Ronald Roepke, der Geschäftsführer der Wasserversorgung Rheinhessen-Pfalz GmbH (wvr) war kürzlich zu Gast bei der Rheinpfalz in Kirchheimbolanden. Auf der Terrasse der Redaktion ging es im Gespräch mit Thomas Behnke um die Situation der Wasserversorgung in der VG und der Stadt Kirchheimbolanden.

Ein zentrales Thema war dabei vor allem die im Juni für diese Region ausgesprochene Bitte, sparsamer mit dem Trinkwasser umzugehen. Im letzten Sommer war es nicht nötig gewesen, eine derartige Bitte auszusprechen. Die Wasserversorgung konnte, trotz der Hitze 2018, stets gewährleistet werden. Bei dem Treffen erläuterte Roepke ausführlich die Gründe, die in diesem Jahr zu dieser Situation geführt haben. So sorgten die enorme Hitze und die sehr trockene Witterung für eine überdurchschnittlich hohe Wasserabnahme. Der Hochbehälter Kuhkopf konnte jedoch kurzzeitig nicht durch das Wasserwerk Guntersblum zusätzlich gefüllt werden, aufgrund eines Rohrbruchs in einer der vorgelagerten Leitungen zwischen Ilbesheim und Bischheim.

Auch wenn der Rohrbruch nach einigen Stunden wieder behoben werden konnte, hatte der Wasserspeicher Probleme, den Füllstand auf einem höheren Niveau wieder zu stabilisieren.

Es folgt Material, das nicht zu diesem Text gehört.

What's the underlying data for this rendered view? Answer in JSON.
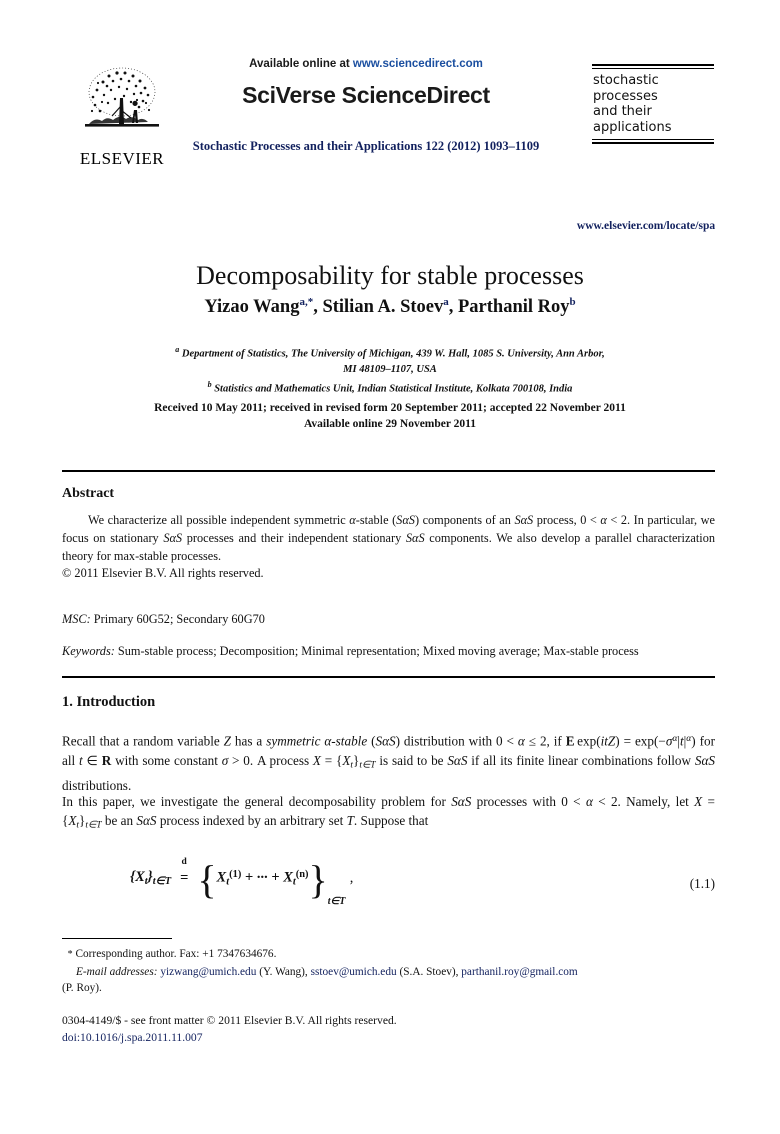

Roepke erläutert, dass dies noch keine Krise gewesen sei, jedoch war es wichtig, in diesem Moment zu handeln und die Kundinnen und Kunden zu dem Thema zu sensibilisieren. Dank deren Mithilfe, den niedrigeren Temperaturen der folgenden Tage und dem Beginn der Ferien war es kurz darauf auch möglich, dass der Wasserpegel im Behälter wieder ein höheres Niveau erreichen konnte.

Wassersituation KIBO 2019

Behnke merkte an, das durch diese Bitte um Sparsamkeit alte Erinnerungen an den heißen Sommer im Jahr 2005 wach gerufen wurden, als man noch nicht Teil der wvr war und im Raum Kirchheimbolanden das Wasser mithilfe von Tankwagen geliefert werden musste, um die Versorgung zu gewährleisten. „So schlimm war es diesmal selbstverständlich nicht“, betont Roepke. „Dennoch wird durch die diese Situation deutlich, wie wichtig es ist, das lokale System durch den überregionalen Verbund der wvr zu stärken.“

So wird die vom Rohrbruch betroffene Leitung noch einmal genauer überprüft, zumal es sich hier um eine wichtige Verbindungsleitung nach Guntersblum handelt. Desweiteren wird eine neue Pumpe in Betrieb genommen, die zukünftig auch ermöglicht, dass der Hochbehälters Kuhkopf mit Wasser aus den Brunnen in Oberwiesen gestützt werden kann.

Vor dem Hintergrund des Klimawandels und des stetigen Bevölkerungswachstums gibt Roepke zusätzlich einen Überblick über einige der zukunftsorientierten Investitionen, die die wvr auf der Agenda hat, um die Versorgungssicherheit auch langfristig gewährleisten zu können.

Vor allem sollen die Wasserbehälter, Brunnen und Anlagen der wvr entsprechend erweitert und gestärkt werden. Ein Beispiel ist der Bau der vierten Wasserkammer in Wintersheim. Hier wurde das Fassungsvolumen von 7.000 auf 20.500 m2 erweitert. Die Gesamtkosten belaufen sich dabei auf 4,1 Millionen Euro. Dies soll einen großen Beitrag dazu leisten, die Versorgung der Bevölkerung in der Zukunft zu stützen und zu sichern.

Veröffentlicht wurde der entsprechende Artikel in der Samstagsaugabe der Donnersberger Rundschau am 27.07.19 unter dem Titel „Robust und solide aufgestellt“.